Now this is one fetching Cuban cover. It looks like dessert or afternoon sex. The hot red letters, Rihanna’s intense red hair, the chipped-paint wall of beige-tan with just a touch of mustard, the almost teal-green classic car, the faded green of her outfit…beautiful. I’ll be buying this new issue of Vanity Fair today or tomorrow, and I’ll plop it down on my aged wooden chest in front of my big blue couch, and if recent tradition is any guide I’ll probably never get around to reading it. I always buy it intending to read the whole thing front to back, but somehow I never do.

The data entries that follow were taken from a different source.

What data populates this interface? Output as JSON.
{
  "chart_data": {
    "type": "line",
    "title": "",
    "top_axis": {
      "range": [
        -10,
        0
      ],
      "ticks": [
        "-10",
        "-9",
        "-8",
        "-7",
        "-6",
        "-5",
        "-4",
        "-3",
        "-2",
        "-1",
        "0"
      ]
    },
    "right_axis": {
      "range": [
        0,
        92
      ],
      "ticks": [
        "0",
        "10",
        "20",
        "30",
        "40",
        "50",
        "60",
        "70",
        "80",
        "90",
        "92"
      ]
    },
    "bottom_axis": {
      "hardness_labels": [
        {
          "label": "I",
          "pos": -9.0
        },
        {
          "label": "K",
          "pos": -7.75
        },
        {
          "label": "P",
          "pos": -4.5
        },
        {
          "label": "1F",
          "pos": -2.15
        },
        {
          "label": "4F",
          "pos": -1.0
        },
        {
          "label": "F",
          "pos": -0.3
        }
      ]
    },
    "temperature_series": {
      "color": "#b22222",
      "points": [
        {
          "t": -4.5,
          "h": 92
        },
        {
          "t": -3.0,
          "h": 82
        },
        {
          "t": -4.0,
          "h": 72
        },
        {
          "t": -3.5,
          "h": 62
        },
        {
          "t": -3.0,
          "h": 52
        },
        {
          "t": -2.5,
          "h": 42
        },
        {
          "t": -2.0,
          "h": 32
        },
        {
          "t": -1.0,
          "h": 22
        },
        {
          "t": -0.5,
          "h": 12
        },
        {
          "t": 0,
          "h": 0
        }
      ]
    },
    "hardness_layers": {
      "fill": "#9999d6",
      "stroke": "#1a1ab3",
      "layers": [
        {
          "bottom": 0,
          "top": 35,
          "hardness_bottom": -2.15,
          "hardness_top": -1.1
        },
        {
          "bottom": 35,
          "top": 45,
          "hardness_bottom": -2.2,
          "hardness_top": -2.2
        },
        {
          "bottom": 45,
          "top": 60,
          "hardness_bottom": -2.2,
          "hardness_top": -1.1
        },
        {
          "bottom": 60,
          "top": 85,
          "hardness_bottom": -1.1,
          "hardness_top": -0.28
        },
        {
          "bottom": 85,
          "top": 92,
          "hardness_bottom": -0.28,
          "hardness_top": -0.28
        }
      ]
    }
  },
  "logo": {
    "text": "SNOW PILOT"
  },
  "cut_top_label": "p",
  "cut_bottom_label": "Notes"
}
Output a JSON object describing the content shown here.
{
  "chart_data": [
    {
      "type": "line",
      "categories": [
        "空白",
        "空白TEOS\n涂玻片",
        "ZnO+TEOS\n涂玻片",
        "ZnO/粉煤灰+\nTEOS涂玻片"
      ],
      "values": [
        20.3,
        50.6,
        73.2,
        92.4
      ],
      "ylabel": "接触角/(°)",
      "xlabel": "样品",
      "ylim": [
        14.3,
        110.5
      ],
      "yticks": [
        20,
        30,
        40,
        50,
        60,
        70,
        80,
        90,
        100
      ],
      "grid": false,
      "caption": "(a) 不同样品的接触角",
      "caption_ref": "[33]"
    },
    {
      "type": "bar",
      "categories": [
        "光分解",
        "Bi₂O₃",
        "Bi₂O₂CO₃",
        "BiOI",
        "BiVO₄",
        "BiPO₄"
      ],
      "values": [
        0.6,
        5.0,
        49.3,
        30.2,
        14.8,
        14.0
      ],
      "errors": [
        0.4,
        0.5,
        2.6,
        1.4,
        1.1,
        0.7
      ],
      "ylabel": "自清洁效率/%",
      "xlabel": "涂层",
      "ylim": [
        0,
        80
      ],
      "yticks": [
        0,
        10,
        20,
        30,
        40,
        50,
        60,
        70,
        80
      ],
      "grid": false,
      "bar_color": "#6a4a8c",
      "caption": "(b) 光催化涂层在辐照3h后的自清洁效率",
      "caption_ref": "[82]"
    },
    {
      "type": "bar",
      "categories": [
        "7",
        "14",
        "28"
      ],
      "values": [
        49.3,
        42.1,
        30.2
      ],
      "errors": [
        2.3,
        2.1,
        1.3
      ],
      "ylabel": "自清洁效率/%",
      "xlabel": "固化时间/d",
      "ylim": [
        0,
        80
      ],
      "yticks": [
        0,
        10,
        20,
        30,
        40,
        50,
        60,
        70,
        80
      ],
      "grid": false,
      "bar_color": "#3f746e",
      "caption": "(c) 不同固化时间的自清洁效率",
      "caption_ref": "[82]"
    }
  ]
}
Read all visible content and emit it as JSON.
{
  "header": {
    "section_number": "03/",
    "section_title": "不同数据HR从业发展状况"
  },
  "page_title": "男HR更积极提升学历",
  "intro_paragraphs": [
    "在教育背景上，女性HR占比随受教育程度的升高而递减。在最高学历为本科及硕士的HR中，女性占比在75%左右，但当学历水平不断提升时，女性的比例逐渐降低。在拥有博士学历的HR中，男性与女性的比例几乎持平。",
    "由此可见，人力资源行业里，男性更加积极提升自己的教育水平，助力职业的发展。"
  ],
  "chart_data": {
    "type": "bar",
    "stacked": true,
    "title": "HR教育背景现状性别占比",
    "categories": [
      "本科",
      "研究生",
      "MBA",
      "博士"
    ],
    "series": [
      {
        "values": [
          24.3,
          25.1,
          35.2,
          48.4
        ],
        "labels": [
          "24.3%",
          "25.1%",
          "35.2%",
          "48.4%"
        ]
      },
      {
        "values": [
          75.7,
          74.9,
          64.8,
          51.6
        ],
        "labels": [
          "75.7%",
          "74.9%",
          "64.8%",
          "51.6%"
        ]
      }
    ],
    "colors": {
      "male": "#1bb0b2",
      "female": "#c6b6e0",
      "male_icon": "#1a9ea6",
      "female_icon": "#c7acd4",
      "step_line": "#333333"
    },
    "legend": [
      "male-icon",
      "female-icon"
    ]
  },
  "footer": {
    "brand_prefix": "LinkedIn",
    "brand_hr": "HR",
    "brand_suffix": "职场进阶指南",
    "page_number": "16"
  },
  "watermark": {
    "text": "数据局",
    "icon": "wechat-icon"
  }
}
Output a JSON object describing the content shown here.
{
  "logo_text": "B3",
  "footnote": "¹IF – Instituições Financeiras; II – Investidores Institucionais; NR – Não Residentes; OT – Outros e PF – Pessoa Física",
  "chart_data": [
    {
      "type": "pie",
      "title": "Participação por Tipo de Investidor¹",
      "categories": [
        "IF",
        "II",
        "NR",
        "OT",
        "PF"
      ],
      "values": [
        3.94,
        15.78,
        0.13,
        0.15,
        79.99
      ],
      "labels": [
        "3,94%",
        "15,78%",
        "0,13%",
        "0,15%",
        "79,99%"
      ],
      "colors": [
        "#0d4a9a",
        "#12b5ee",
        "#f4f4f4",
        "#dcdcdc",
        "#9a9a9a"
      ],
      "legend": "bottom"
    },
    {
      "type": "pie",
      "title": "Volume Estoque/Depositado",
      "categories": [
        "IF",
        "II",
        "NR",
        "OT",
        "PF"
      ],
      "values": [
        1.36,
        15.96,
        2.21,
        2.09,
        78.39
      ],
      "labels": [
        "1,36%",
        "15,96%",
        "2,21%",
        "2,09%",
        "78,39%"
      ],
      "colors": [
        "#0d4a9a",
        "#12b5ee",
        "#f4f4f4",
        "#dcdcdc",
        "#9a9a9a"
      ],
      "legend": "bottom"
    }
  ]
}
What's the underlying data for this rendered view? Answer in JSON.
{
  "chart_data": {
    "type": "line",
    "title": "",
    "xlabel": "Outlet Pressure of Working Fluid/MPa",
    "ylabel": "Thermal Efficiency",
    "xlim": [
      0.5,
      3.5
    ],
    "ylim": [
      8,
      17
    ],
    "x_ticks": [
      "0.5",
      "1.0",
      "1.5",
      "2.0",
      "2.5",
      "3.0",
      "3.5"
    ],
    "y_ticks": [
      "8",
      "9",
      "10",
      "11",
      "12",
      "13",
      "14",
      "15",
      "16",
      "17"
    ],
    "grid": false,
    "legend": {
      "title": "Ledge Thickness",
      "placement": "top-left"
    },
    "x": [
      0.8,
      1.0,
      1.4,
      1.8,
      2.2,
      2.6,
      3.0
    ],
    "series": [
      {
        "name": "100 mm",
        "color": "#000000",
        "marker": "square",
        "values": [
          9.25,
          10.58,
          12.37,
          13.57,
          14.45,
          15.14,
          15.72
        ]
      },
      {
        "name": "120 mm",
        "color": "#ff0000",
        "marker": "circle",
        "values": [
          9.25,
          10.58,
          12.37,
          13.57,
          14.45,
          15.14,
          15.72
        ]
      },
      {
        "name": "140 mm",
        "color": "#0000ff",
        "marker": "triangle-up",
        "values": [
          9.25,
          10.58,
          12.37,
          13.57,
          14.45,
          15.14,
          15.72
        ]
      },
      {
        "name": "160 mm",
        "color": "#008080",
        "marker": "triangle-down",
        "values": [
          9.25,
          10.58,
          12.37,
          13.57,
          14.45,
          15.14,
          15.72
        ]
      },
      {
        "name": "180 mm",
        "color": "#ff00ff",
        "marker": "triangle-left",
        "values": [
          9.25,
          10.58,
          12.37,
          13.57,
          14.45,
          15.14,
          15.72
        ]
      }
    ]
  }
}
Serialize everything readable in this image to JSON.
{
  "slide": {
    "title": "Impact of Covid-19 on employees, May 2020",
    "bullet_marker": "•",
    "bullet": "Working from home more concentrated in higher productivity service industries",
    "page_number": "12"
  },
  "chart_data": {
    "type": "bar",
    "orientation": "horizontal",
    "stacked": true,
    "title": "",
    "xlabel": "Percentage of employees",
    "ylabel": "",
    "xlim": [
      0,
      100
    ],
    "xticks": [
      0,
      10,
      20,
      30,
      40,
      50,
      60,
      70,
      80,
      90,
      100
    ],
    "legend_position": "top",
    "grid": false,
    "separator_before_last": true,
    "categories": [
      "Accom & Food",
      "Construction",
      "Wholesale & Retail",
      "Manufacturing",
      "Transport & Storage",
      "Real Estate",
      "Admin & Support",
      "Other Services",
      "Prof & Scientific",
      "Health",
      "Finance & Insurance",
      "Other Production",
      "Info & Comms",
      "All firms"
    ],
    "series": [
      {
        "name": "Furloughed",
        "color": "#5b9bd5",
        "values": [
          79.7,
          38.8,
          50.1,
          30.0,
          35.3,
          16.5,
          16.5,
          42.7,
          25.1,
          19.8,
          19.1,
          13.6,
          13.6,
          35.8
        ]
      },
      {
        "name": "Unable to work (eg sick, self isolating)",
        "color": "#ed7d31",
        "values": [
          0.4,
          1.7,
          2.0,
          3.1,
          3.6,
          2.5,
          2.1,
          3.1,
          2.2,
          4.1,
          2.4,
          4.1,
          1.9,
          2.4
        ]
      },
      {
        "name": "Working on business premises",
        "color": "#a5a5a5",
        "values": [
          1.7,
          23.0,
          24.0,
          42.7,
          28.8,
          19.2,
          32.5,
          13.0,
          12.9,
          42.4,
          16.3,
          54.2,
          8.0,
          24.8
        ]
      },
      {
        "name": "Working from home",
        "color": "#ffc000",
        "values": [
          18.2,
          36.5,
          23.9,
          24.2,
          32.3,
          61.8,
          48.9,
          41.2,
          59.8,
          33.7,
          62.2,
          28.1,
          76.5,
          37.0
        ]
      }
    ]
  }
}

I’ve been buying Vanity Fair for 30 years now. I can’t precisely pinpoint when I stopped reading it, but sometime within the last couple of years. Mainly because I’m always checking twitter or writing when I sit down at home. I used to read Vanity Fair on coast-to-coast flights but now I spend all my time online, writing or researching column stories.
On top of which the articles have began to seem a little less substantial with more of an emphasis on girly, frothy, fashiony stuff. Or people I can’t stand to look at. I know that I hate the all-fashion issue. I’m not saying VF has become a kind of lah-lah magazine that celebrates (or tries to instill a fascination with) wealth and fashion and loaded people who are spending their money on increasingly peculiar or arcane things. But it feels like it’s kinda going in that direction. More and more jaded crap.
I read the VF website a lot — a helluva lot more than the magazine, I can tell you. I’ve just been online and read Michael Lewis’ profile of Tom Wolfe, and that’s made me want to read another one that might be just as good. (But probably won’t be.) I just know that things aren’t the same. I know there’s a part of me that would like to stop buying the magazine altogether. Maybe that’ll happen someday.